GAINESVILLE - After a lengthy public hearing with plenty of opposition from homeowners who live near Lanier Plaza Shopping Center on Thompson Bridge Road, Gainesville City Council gave first reading approval to a controversial rezoning plan for the property.

The vote to rezone a 1.741-acre parcel of the 5.23-acre property to Regional Business (RB) from Residential II (R-II) was unanimous.

The vote moves the development of a grocery store for the property one step closer to reality.

Community Development Director Rusty Ligon said there are still more steps in the process before the developer can proceed.

"They still have some issues with clear title to the property, so they haven't yet closed on buying the property," said Ligon.

Polestar Development LLC plans to raze the current shopping center and build a 40,000+ square-foot grocery store on the site.

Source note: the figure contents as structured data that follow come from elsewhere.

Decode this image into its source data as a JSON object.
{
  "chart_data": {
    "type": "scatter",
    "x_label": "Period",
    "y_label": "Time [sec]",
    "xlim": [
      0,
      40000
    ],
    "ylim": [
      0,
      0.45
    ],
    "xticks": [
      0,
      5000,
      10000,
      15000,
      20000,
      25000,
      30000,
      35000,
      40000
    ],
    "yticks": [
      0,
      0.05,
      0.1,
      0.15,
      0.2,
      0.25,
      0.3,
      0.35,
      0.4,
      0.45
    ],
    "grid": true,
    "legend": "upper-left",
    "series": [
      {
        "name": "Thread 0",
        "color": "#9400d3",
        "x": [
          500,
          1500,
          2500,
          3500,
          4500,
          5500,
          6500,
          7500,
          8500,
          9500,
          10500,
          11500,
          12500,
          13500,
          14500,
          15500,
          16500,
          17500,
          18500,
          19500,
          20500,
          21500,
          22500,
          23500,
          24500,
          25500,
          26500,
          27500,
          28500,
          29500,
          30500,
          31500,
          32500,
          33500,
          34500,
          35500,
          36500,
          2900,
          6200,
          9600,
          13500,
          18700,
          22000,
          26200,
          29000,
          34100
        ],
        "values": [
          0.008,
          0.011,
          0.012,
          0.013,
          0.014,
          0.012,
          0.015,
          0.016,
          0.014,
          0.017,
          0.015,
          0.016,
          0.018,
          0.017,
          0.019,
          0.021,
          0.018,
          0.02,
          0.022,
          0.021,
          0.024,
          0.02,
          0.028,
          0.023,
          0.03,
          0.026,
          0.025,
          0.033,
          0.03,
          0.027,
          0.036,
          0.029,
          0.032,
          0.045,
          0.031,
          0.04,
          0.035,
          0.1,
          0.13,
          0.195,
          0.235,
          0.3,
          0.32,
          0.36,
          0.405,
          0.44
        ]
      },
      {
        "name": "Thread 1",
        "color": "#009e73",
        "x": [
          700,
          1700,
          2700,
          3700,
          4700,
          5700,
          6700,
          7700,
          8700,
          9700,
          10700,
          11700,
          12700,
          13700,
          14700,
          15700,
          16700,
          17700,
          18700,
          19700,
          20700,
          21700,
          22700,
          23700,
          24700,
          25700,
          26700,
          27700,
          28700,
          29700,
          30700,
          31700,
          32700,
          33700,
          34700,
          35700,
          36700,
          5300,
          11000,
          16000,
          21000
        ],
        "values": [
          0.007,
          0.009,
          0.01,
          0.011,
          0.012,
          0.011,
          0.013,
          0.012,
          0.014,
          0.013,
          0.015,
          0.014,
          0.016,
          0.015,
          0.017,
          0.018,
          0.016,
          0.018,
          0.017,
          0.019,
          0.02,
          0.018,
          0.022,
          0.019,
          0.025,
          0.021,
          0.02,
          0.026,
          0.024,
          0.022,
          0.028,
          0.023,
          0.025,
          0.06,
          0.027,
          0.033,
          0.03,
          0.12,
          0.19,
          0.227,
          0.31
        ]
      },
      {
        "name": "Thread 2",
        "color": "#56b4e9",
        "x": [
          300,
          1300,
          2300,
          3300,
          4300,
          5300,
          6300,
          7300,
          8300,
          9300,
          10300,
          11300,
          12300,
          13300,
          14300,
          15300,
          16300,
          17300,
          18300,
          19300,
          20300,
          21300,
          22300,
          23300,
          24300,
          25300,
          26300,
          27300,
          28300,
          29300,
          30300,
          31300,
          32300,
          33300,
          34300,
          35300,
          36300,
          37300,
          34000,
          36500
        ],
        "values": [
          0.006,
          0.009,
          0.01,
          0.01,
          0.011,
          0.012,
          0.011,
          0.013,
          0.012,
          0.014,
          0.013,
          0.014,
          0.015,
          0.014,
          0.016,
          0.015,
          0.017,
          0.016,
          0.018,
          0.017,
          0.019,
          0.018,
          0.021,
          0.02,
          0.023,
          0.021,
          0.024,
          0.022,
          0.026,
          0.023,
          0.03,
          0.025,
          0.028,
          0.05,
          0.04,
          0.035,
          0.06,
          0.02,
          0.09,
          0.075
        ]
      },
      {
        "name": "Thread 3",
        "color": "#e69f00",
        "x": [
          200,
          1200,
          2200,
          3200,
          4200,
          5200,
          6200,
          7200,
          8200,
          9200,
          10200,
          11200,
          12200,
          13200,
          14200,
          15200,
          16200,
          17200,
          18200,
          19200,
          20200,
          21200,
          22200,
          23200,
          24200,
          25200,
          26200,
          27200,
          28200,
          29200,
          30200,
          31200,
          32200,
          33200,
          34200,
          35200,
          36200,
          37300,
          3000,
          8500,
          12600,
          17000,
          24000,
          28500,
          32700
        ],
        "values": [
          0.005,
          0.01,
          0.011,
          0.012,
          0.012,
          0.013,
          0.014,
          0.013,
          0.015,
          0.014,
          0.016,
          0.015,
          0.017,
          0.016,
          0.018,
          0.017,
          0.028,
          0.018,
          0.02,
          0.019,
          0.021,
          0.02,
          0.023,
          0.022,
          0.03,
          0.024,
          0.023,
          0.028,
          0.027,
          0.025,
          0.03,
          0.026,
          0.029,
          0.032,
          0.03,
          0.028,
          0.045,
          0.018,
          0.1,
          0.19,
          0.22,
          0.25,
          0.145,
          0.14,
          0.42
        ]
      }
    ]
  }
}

The planned project also includes a fuel service station.

Gainesville attorney Steve Gilliam, speaking on behalf of Polestar, said the development represents a $10 to $12 million investment in the community and will generate an estimated 95 jobs.

Opponents of the project lined up to voice concerns about the grocery store, most worried about additional traffic on Thompson Bridge Road and the surrounding neighborhoods.

At times the conversation over the rezoning grew heated.

Resident Frank Patten asked council members what their motivation would be as they voted.

"Does this have to do with taxes or does it have to do with the integrity of our community?" asked Patten.

Mayor Danny Dunagan told Patten that council members were concerned with bringing the zoning of the property into alignment with the rest of the parcel where the current shopping center sits.

"They [Polestar]could go in right now, tear that shopping center down, cut down on the green space and build anything in that zone right now and not touch that 1.7 acres," said Dunagan.

Councilwoman Ruth Bruner made the motion to approve the move, saying the goal was to clean up the zoning on the tract of land.

Before the rezoning is final, a second hearing before City Council must take place in two weeks - on Tuesday, May 20.